Microelectrochemical Properties of Ti(C,N) Inclusion of High Strength Martensitic Carbon Steel

Tuesday, 7 October 2014
Expo Center, 1st Floor, Center and Right Foyers (Moon Palace Resort)
Y. Watanabe (Department of Materials Science, Tohoku University), I. Muto (Department of Materials Science, Tohoku University), T. Ohmura (Nippon Steel&Sumitomo Metal Corporation), N. Hara, and Y. Sugawara (Department of Materials Science, Tohoku University)
High strength carbon steels are anticipated to be used in various fields. However, hydrogen embrittlement is always a big problem for high strength steels.As a result of several treatments to strengthen steel Ti(C,N) inclusions form. Although lots of reports have been conducted to in-steel inclusions such as MnS, little is known about Ti(C,N). Therefore the objective of this study is to look in to the microelectrochemial properties of Ti(C,N) inclusions and its effect on hydrogen embrittlement.

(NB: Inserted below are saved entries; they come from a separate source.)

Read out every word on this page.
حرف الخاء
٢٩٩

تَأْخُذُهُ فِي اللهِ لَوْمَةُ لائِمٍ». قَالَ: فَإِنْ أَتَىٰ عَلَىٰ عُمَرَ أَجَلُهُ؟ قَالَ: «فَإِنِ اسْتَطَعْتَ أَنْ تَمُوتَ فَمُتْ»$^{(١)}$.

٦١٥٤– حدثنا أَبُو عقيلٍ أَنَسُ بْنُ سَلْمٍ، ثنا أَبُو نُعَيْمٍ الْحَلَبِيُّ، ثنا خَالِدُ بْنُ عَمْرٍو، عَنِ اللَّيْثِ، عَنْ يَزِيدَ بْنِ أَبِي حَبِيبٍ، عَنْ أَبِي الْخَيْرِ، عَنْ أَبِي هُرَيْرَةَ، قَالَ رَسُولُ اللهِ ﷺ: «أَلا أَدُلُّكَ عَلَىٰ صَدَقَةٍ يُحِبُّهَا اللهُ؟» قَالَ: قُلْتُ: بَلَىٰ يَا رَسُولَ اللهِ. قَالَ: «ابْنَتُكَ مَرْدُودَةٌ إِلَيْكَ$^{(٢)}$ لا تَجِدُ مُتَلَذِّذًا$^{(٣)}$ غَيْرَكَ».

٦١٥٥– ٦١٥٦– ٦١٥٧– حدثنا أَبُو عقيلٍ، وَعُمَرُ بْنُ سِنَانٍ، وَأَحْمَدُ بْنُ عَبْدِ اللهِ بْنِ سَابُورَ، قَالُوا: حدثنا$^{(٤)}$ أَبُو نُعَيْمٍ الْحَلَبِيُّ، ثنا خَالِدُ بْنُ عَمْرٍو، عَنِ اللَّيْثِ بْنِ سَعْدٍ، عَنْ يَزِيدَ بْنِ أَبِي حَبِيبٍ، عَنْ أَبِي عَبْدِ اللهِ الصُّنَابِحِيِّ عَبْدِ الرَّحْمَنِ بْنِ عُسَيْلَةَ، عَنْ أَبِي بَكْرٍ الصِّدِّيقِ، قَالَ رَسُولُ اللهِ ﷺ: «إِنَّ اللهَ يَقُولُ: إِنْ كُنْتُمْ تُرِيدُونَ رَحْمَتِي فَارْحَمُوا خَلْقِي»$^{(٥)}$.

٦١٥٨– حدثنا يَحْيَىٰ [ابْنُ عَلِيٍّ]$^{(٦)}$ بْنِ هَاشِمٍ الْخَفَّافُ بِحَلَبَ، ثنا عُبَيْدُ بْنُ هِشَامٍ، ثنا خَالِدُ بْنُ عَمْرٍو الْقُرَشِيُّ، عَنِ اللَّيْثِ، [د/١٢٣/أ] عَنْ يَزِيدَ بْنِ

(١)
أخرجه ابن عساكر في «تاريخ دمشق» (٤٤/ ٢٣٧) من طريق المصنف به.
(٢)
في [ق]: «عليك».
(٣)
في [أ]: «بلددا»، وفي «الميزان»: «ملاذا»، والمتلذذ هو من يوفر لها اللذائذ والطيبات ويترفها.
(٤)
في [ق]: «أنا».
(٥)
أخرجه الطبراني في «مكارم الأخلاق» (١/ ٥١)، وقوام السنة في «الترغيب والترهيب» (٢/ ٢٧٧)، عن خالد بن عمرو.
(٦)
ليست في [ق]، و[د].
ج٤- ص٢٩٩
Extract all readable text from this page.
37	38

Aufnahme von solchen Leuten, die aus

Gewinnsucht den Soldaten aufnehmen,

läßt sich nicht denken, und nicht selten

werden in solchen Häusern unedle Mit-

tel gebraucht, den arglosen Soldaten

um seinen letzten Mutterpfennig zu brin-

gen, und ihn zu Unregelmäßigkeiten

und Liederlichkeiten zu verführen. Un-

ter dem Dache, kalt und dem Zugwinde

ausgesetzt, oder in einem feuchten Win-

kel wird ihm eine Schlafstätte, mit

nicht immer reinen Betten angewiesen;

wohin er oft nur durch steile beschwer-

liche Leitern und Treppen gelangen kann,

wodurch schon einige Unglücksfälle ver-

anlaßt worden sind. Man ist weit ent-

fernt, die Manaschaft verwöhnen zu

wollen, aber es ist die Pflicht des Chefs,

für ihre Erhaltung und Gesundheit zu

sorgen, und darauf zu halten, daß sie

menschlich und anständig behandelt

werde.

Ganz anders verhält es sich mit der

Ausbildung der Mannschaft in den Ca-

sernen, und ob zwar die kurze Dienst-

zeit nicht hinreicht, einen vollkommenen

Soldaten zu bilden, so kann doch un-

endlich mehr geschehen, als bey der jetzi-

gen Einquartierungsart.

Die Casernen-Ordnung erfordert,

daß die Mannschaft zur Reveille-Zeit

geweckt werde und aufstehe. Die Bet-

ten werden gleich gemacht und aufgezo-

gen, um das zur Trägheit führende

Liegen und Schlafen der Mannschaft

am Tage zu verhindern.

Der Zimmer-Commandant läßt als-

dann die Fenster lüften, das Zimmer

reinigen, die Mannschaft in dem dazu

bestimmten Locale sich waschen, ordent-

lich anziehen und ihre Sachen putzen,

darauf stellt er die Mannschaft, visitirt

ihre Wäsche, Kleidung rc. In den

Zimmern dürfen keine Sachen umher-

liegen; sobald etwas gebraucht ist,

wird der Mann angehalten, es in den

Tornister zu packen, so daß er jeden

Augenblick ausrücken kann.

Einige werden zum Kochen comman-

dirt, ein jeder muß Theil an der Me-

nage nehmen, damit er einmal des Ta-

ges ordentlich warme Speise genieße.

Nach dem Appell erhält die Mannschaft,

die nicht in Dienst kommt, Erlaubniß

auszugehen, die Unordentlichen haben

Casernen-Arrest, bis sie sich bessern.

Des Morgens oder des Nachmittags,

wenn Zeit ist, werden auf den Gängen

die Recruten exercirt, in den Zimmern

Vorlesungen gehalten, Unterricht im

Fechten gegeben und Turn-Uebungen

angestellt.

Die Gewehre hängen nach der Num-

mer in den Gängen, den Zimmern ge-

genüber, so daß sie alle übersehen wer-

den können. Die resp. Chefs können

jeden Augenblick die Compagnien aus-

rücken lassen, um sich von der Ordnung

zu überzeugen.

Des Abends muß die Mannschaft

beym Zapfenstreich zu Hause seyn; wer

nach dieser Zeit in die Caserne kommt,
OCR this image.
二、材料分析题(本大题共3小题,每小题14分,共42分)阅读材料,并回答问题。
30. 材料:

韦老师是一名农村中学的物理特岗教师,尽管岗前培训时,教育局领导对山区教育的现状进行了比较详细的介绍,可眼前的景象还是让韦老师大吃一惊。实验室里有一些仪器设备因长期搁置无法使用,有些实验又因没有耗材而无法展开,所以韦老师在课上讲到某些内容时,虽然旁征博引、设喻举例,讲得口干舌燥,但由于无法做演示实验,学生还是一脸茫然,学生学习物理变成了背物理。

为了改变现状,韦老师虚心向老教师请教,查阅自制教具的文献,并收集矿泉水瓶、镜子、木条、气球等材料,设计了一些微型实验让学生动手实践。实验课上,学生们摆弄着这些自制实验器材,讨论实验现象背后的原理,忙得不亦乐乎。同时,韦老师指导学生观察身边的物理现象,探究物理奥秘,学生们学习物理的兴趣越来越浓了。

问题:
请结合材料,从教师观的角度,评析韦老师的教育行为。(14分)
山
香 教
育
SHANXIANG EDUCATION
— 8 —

Titanium added carbon steel(0.24%C, 1.09%Mn, 0.003%S, 0.03%Ni, 0.16%Cr, 0.028% Ti, 0.031% N) was used as a specimen. The specimen was heat–treated at 1163K for 45minutes and then water-quenched. After that the specimen was kept at 493K for 1hr, and tempered. The specimen was mechanically polished with 1mm diamond paste. Electrochemical measurements were performed in a mixture of 50mM CH3COOH-50mM CH3COONa under naturally aerated conditions. The concentration of the solution above was adjusted to achieve maximum electrical conductivity, and its pH was 4.64.

The first step conducted was inclusion characterization. By searching the specimen surface with a SEM, Ti(C,N) inclusions were found to be several micrometers long and several micrometers wide. The color of the inclusion was found to be a red-pinkish color. The color of the inclusion varies from a bright color to a dim color depending on the chemical composition of the inclusion. Basically the more Ti composition the brighter the color is. Compared to a MnS inclusion Ti(C,N) inclusions are hard and are not affected by rolling.

Macroscopic polarizations were conducted to determine the macroscopic corrosion behavior of the specimen. Under weak acid conditions the specimen showed an active dissolution as soon as it was anodically polarized. On the other hand, cathodic polarizations showed the potential at which hydrogen started to form. (Fig. 1) This potential is important for determining the effect of Ti(C,N) on hydrogen embrittlement.

Microscopic polarizations were conducted to elucidate the electrochemical behavior of Ti(C,N) inclusions. Fig. 2 shows the cathodic polarizations curves of areas around Ti(C,N) inclusions and matrix areas that do not have inclusions in the target area.  By comparing the open circuit potentials of the two curves we can see that areas around Ti(C,N) shows a high open circuit potential. By taking into account the potential-pH diagram of Ti(C,N) (Fig. 3) we can confirm that Ti(C,N) inclusions show a stable region in a noble region. Since Ti(C,N)  are stable in a high potential, Ti(C,N) are likely to act as preferential cathodic reaction site.